Erica took a metal tray and moved past steam tables where American cooks—not prisoners—served food.

Mashed potatoes. Gravy. Roast beef. Green beans. Bread with butter. Coffee. An apple.

Her tray was heavy with calories—more than she had seen in a single meal in years.

In Germany, rationing had been strict since 1939. In the later months, she’d lived on watery soup and black bread, lucky to see meat once a week.

Now an enemy cook was placing roast beef on her plate like it was ordinary.

The women sat in silence, staring at their trays as if the food might vanish if they blinked.

Greta lifted her fork and took one bite of potato.

Her eyes closed.

Tears fell.

“It’s real,” she whispered. “God help us. It’s real.”

Erica ate slowly, methodically, trying not to cry. The beef was tender, seasoned. The butter tasted fresh. The apple was crisp and sweet.

Each bite confirmed what her eyes had been telling her since Norfolk:

America wasn’t starving.

America wasn’t weak.

America was feeding its soldiers—and feeding its prisoners—with food that exceeded what Germany could provide its own people.

Across the room, German male prisoners ate as if in a trance. One thin man turned his bread over and over in his hands like it was holy.

American soldiers ate the same food while talking and laughing, paying no attention to the prisoners. To them, this was just dinner. Normal. Unremarkable.

“How did we lose to these people?” Anna asked quietly.

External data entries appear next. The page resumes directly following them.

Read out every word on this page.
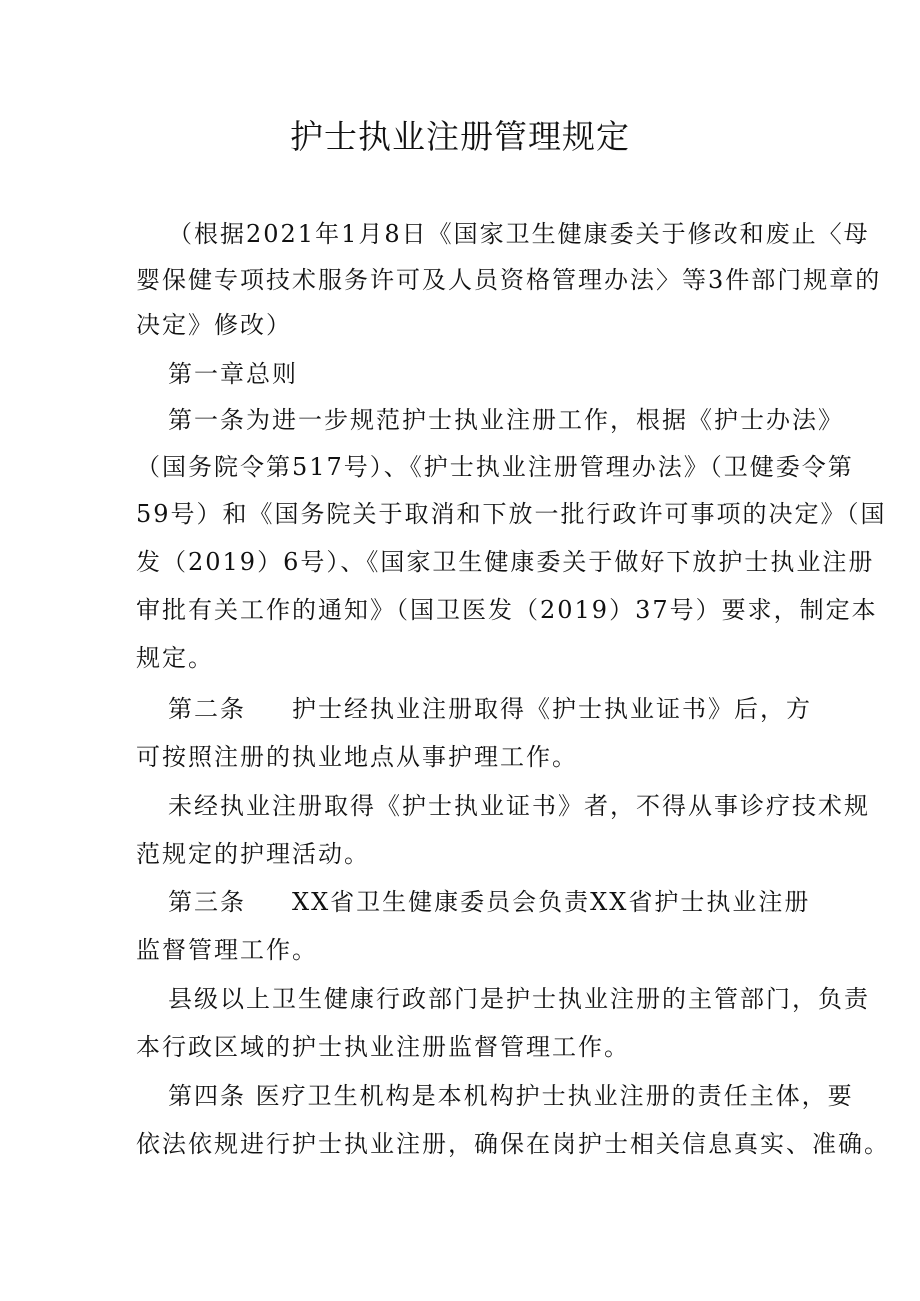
护士执业注册管理规定
（根据2021年1月8日《国家卫生健康委关于修改和废止〈母
婴保健专项技术服务许可及人员资格管理办法〉等3件部门规章的
决定》修改）
第一章总则
第一条为进一步规范护士执业注册工作，根据《护士办法》
（国务院令第517号）、《护士执业注册管理办法》（卫健委令第
59号）和《国务院关于取消和下放一批行政许可事项的决定》（国
发（2019）6号）、《国家卫生健康委关于做好下放护士执业注册
审批有关工作的通知》（国卫医发（2019）37号）要求，制定本
规定。
第二条 护士经执业注册取得《护士执业证书》后，方
可按照注册的执业地点从事护理工作。
未经执业注册取得《护士执业证书》者，不得从事诊疗技术规
范规定的护理活动。
第三条 XX省卫生健康委员会负责XX省护士执业注册
监督管理工作。
县级以上卫生健康行政部门是护士执业注册的主管部门，负责
本行政区域的护士执业注册监督管理工作。
第四条 医疗卫生机构是本机构护士执业注册的责任主体，要
依法依规进行护士执业注册，确保在岗护士相关信息真实、准确。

It was the question nobody wanted to speak, because the answer was becoming unbearable:

They hadn’t lost because the enemy was evil.

They had lost because the enemy was enormous—in land, in production, in resources, in capacity.

They had lost to a country that could fight a global war and still treat captives with procedure, calories, and—most destabilizing of all—restraint.

And once you see that, you can’t unsee it.

Because propaganda can survive arguments.

It can’t survive a full tray of food.